Este oasis de tranquilidad, a tan solo 7 km del bullicio de la ciudad, ofrece un ambiente acogedor que te hará sentir como en casa. La arquitectura tradicional del establecimiento incluye un área de comedor donde disfrutarás de un delicioso desayuno continental y especialidades marroquíes, complementadas por el calor de un acogedor fuego de chimenea.
En el compromiso por ofrecerte una estancia inolvidable, el personal está encantado de organizar actividades emocionantes como excursiones a caballo, en camello o en quad. No te pierdas la oportunidad de explorar la belleza natural de los Jardines de Majorelle y el Jardín Harti, dos lugares dignos de una visita. Para aquellos que viajan en coche, el establecimiento cuenta con aparcamiento exterior para vehículos y aparcamiento interior para motos, facilitando tu llegada.
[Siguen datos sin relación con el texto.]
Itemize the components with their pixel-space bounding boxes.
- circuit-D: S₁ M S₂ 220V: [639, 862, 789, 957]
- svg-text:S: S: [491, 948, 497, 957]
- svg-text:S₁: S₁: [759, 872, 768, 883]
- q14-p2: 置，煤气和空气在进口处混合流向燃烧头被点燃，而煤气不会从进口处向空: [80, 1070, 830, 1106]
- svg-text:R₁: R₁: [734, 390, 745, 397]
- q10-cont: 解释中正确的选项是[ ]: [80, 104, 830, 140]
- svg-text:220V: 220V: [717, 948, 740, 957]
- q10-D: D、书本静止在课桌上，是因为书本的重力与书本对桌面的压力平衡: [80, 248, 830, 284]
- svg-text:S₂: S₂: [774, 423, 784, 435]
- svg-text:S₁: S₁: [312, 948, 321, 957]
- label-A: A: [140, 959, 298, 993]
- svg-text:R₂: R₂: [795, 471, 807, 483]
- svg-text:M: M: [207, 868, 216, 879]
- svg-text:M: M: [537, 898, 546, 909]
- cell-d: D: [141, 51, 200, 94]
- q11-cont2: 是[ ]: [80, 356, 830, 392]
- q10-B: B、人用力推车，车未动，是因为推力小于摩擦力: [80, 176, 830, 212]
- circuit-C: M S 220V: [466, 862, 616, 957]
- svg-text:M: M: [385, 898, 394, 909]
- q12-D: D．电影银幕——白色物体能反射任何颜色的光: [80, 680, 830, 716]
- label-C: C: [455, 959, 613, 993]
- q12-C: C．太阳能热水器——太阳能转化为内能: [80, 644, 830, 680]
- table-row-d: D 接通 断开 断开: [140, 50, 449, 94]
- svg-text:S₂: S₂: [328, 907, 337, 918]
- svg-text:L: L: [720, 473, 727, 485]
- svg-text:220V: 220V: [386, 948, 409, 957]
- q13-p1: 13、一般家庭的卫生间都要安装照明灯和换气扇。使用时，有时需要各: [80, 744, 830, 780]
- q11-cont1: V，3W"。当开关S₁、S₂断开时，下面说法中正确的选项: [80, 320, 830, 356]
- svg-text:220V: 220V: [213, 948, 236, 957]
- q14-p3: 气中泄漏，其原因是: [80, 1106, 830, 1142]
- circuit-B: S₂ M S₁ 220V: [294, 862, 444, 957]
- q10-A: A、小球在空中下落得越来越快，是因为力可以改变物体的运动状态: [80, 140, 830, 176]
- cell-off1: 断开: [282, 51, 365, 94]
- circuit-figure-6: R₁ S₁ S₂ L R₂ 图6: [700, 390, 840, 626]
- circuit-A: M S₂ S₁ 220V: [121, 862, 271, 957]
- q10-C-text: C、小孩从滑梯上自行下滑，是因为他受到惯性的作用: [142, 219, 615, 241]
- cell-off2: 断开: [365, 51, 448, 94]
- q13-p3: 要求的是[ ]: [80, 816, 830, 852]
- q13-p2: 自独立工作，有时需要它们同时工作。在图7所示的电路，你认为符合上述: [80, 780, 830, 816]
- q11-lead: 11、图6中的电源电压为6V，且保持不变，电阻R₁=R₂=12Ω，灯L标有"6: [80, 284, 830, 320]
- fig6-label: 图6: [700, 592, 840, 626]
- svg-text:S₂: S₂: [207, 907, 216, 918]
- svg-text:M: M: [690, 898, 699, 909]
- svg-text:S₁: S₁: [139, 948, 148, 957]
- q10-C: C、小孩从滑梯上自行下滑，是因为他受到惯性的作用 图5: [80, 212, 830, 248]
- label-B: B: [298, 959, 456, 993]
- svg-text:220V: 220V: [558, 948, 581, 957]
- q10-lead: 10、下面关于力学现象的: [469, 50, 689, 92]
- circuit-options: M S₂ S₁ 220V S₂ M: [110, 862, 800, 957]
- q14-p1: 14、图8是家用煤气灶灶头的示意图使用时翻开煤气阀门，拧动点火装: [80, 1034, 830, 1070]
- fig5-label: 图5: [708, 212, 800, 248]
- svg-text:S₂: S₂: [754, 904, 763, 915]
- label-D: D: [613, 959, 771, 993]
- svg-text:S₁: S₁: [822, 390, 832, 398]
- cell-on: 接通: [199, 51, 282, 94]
Las habitaciones en Villa Latifa son verdaderas obras de arte, decoradas con artesanía local y el característico tadelakt. Cada habitación cuenta con aire acondicionado, baño privado con bañera y productos de aseo gratuitos, asegurando tu comodidad durante la estancia. Desde tu ventana, podrás disfrutar de impresionantes vistas a las montañas del Atlas o a la refrescante piscina, perfecta para relajarte después de un día explorando.
La oferta gastronómica se enriquece en el restaurante de Villa Latifa, donde la cocina marroquí cobra vida. En el exterior, encontrarás una piscina rodeada de una terraza amueblada, ideal para desconectar bajo el sol. Además, tendrás a tu disposición acceso a Wi-Fi gratuito en toda la propiedad, para que puedas compartir cada momento especial.